Currently around 870 million people in the world do not receive enough food to live healthily, equivalent to one in eight of the world's population.

African women removing corn from the cob

A new report by Oxfam has now found that this number could increase by as much as 20% as climate change causes average income to fall, food prices to rise, and the nutritional quality of food to fall.

Head of policy for Oxfam's GROW campaign, Tim Gore said, "Just as the evidence of man-made climate change is becoming stronger, so too is our understanding of how it hits people, especially around hunger."

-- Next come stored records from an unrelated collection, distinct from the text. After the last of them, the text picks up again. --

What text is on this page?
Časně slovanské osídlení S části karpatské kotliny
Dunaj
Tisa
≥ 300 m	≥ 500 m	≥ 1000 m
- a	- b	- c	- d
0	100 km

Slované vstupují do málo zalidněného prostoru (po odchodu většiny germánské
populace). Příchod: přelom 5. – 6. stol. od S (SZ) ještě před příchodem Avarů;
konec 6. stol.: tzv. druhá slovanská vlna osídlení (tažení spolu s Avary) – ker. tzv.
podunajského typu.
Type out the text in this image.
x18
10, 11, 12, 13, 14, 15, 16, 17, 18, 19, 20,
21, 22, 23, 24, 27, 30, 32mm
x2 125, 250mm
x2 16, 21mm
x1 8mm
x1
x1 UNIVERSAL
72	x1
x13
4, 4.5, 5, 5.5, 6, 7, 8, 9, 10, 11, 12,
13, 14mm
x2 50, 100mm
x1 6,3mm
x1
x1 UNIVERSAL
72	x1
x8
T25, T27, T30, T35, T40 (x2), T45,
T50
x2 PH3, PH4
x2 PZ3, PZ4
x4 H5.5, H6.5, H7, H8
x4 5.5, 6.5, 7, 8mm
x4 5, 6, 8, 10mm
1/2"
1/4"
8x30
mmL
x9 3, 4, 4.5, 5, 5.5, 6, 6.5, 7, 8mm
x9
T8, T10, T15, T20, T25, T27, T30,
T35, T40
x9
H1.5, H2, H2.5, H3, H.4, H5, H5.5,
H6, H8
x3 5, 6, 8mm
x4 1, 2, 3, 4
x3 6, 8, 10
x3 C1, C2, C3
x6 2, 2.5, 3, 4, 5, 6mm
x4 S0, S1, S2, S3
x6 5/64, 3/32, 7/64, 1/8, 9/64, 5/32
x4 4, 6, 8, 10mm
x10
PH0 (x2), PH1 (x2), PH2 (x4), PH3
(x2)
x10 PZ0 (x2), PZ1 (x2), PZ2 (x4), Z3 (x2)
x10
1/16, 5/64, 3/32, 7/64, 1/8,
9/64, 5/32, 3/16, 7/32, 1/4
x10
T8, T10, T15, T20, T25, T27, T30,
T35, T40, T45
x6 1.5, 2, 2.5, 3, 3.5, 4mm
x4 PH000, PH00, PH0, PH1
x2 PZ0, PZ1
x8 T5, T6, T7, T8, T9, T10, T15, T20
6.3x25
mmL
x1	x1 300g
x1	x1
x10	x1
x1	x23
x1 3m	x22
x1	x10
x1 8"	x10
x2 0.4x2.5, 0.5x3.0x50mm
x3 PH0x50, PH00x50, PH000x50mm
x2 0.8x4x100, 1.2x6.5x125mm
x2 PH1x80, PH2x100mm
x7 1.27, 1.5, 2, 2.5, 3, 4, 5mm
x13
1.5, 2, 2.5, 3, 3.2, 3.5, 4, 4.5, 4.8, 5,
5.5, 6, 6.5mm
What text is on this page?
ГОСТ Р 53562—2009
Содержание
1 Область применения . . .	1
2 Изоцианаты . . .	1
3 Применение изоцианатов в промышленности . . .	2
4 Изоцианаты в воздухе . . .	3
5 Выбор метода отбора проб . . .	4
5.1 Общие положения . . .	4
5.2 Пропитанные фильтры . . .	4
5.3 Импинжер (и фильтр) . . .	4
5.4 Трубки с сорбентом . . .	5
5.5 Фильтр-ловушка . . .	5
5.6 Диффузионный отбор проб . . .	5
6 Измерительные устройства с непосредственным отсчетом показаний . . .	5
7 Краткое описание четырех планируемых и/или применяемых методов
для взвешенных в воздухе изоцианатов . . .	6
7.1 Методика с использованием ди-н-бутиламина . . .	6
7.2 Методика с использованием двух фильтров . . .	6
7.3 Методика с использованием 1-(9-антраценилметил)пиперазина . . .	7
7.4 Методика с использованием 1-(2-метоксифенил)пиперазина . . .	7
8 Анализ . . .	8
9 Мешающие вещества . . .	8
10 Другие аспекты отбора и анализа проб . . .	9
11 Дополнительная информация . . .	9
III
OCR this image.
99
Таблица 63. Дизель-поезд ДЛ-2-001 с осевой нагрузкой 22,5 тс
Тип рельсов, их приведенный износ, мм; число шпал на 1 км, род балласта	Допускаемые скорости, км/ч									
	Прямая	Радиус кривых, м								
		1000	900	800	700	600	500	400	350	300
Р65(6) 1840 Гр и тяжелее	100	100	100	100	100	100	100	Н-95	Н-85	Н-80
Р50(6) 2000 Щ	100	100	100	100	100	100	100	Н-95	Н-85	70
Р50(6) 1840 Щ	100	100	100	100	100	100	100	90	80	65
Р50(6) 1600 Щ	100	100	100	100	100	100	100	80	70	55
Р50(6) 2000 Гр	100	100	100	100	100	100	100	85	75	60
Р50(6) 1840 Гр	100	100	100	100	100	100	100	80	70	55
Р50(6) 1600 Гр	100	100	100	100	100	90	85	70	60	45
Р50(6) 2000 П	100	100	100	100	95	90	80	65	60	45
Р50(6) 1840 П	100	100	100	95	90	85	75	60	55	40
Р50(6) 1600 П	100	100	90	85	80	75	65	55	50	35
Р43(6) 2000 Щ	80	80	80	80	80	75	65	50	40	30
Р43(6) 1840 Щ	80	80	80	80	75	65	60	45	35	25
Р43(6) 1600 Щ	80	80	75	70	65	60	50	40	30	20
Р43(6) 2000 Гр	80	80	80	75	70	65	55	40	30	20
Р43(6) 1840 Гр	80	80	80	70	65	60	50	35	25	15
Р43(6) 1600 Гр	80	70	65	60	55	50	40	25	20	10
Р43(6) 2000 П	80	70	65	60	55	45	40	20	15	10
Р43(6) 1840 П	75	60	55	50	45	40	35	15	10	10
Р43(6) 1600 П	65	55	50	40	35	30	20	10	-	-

"We've long known that climate change will mean lost crops, but increasingly we're seeing its impact through higher food prices, lower earnings, more health problems and lower quality food, too," he said.

The Intergovernmental Panel on Climate Change (IPCC) is the top authority on climate change, studying all the effects on human life; but Oxfam focuses entirely on the effect on food availability, claiming that it can doom harvests by causing floods, droughts, heat waves and cold snaps.

Oxfam's report said, "The changing climate is already jeopardising gains in the fight against hunger, and it looks set to worsen. If the remainder of the 21st century unfolds like its first decade, we will soon experience climate extremes well outside the boundaries of human experience, ever since agriculture was first developed."

The current rate at which the global climate is changing, coupled with the population of over seven billion, and growing, the planet's ability to provide enough food to feed us all is stretching ever thinner and 10-20% more people could suffer from hunger by 2050.

Oxfam said that while poorer countries will be the worst affected, it is a global problem and, therefore, disasters in third world countries, such as the 2011 floods in Australia, and the 2012 droughts in Russia and the US, will become more common occurrences.

Oxfam also explains that as crops fail the smaller harvests will lead to higher prices. The UK Institute of Development Studies said, "The average price of staple foods could more than double in the next 20 years compared with 2010 trend prices, with up to half of the increase caused by climate change."